World Bank says climate change could cost Sri Lanka 7.0 percent of GDP

The World Bank

Sri Lanka’s vulnerability to risks arising from climate change could cost the island country 7.0 percent of GDP, a World Bank official, quoted by the government information department, said on Wednesday.

World Bank Country Director for Sri Lanka and the Maldives Dr. Idah Pswarayi-Riddihough said that according to a recent World Bank report launched last week in Colombo, rising temperatures and changing monsoon rainfall patterns from climate change could cost Sri Lanka 7.0 percent of GDP and depress the living standards of nearly half the country’s population by 2050.

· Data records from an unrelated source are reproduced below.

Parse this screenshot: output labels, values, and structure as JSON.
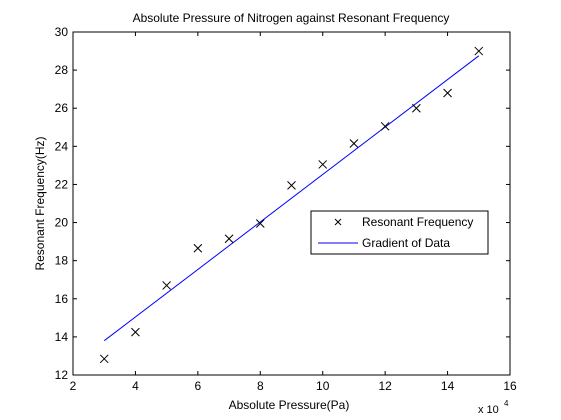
{
  "chart_data": {
    "type": "scatter",
    "title": "Absolute Pressure of Nitrogen against Resonant Frequency",
    "xlabel": "Absolute Pressure(Pa)",
    "ylabel": "Resonant Frequency(Hz)",
    "x_multiplier_base": "x 10",
    "x_multiplier_exponent": "4",
    "xlim": [
      2,
      16
    ],
    "ylim": [
      12,
      30
    ],
    "xticks": [
      2,
      4,
      6,
      8,
      10,
      12,
      14,
      16
    ],
    "yticks": [
      12,
      14,
      16,
      18,
      20,
      22,
      24,
      26,
      28,
      30
    ],
    "grid": false,
    "legend_position": "right",
    "series": [
      {
        "name": "Resonant Frequency",
        "marker": "x",
        "color": "#000000",
        "x": [
          3,
          4,
          5,
          6,
          7,
          8,
          9,
          10,
          11,
          12,
          13,
          14,
          15
        ],
        "y": [
          12.85,
          14.25,
          16.7,
          18.65,
          19.15,
          19.95,
          21.95,
          23.05,
          24.15,
          25.05,
          26.0,
          26.8,
          29.0
        ]
      },
      {
        "name": "Gradient of Data",
        "marker": "line",
        "color": "#0000ff",
        "x": [
          3,
          15
        ],
        "y": [
          13.8,
          28.75
        ]
      }
    ]
  }
}
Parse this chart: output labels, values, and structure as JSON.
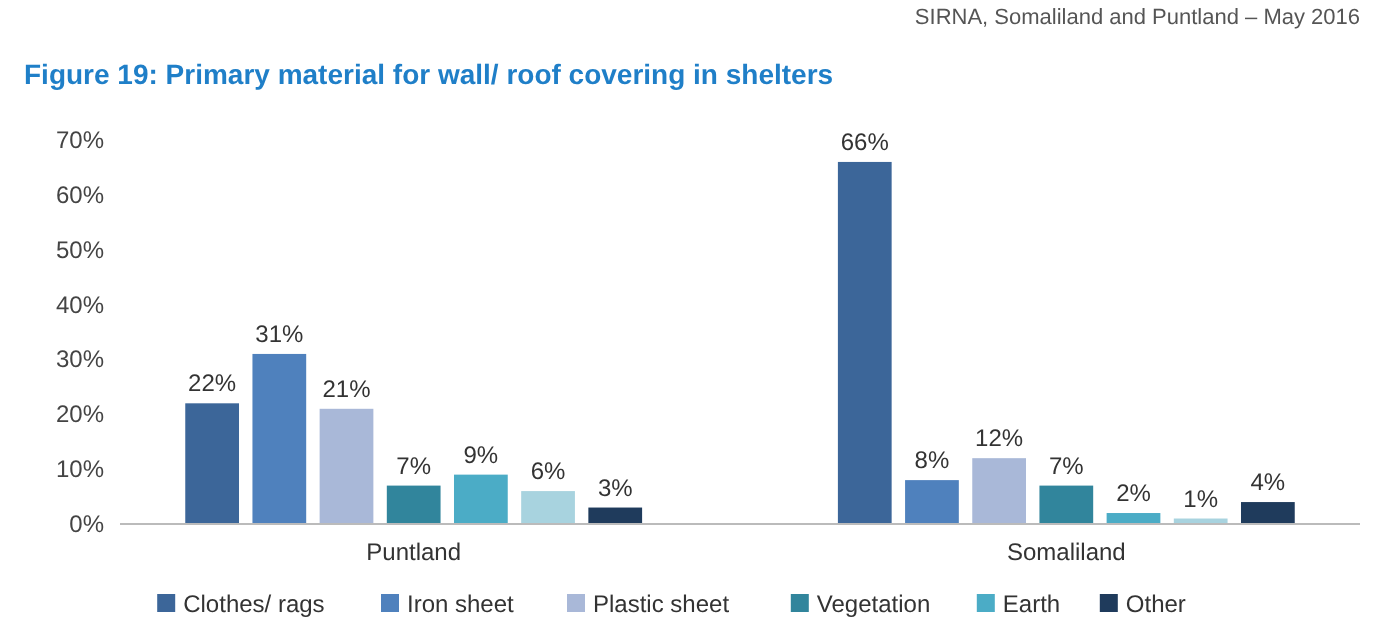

“These events have an enormous impact on those who are directly affected, and the impacts are felt indirectly by all of us,” the World Bank official said.

Sri Lanka in both 2016 and 2017 experienced devastating floods and droughts.

Dr. Idah added that Sri Lanka had put in place extensive programs to respond to disasters and the government and development partners were now increasingly able to forecast disasters and provide immediate assistance to those affected.

However, more can be done to coordinate these efforts and ensure that disaster-affected households are supported until they fully recover. she said.

Sri Lanka’s annual south west monsoons have claimed hundreds of lives in the recent past while the drought has also left thousands of families affected.

The floods which hit the island country in 2017 claimed over 200 lives and displaced over 600,000 people while the floods in 2016 claimed over 150 lives and affected over half a million people.